In total, 1.3 million people gained insurance coverage from 2015 to 2016, according the survey. However, younger adults and low-income individuals remained much more likely to forgo coverage. In the first three months of 2016, 15.9 percent of adults 25-34 and 14.3 percent of adults 18-24 were uninsured, compared to 8.1 percent of adults 45-64. Nearly 1 in 4 adults classified as poor did not have insurance, a figure that has dropped considerably since 2013, but has remained virtually stagnant since last year. Those identified as “near poor” followed a nearly identical trajectory.
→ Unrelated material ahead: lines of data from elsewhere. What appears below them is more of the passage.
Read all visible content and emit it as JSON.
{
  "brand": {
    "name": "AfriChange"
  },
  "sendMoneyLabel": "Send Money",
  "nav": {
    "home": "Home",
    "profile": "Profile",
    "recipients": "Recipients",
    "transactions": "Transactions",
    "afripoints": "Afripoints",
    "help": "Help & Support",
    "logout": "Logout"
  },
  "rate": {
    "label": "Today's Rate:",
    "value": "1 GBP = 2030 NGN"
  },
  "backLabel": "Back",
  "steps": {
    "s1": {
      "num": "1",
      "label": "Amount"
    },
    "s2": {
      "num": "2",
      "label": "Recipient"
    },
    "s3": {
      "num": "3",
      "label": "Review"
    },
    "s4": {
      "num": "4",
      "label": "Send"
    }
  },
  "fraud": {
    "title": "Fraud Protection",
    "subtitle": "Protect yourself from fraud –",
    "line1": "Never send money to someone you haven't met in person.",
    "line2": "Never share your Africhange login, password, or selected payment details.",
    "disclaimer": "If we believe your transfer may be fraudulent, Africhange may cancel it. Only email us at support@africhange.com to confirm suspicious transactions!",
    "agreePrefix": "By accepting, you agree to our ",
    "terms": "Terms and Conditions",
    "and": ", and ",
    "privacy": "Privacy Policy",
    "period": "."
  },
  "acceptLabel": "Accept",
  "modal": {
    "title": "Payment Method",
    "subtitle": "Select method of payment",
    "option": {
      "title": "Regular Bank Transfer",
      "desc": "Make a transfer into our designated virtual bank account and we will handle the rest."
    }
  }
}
Hispanic and black populations reported the highest uninsured levels at 24.5 percent and 13 percent, respectively. Both groups have seen significant insurance gains since 2013, but continue to be elusive populations for insurers to reach.

Health and Human Services Secretary Sylvia Mathews Burwell, in a statement to the Associated Press, emphasized the historic number of uninsured individuals. Other experts, though, highlighted the difficulty of seeing larger gains following the law’s initial push.

“The share of the population without health insurance is lower than it’s ever been ... but further gains are getting harder and harder to achieve," Larry Levitt, of the Kaiser Family Foundation, told the AP. “The pace at which people are getting newly insured has noticeably slowed.”

Previous government reports have indicated that subsidies tied to Affordable Care Act plans are a main driver behind the declining uninsured rate.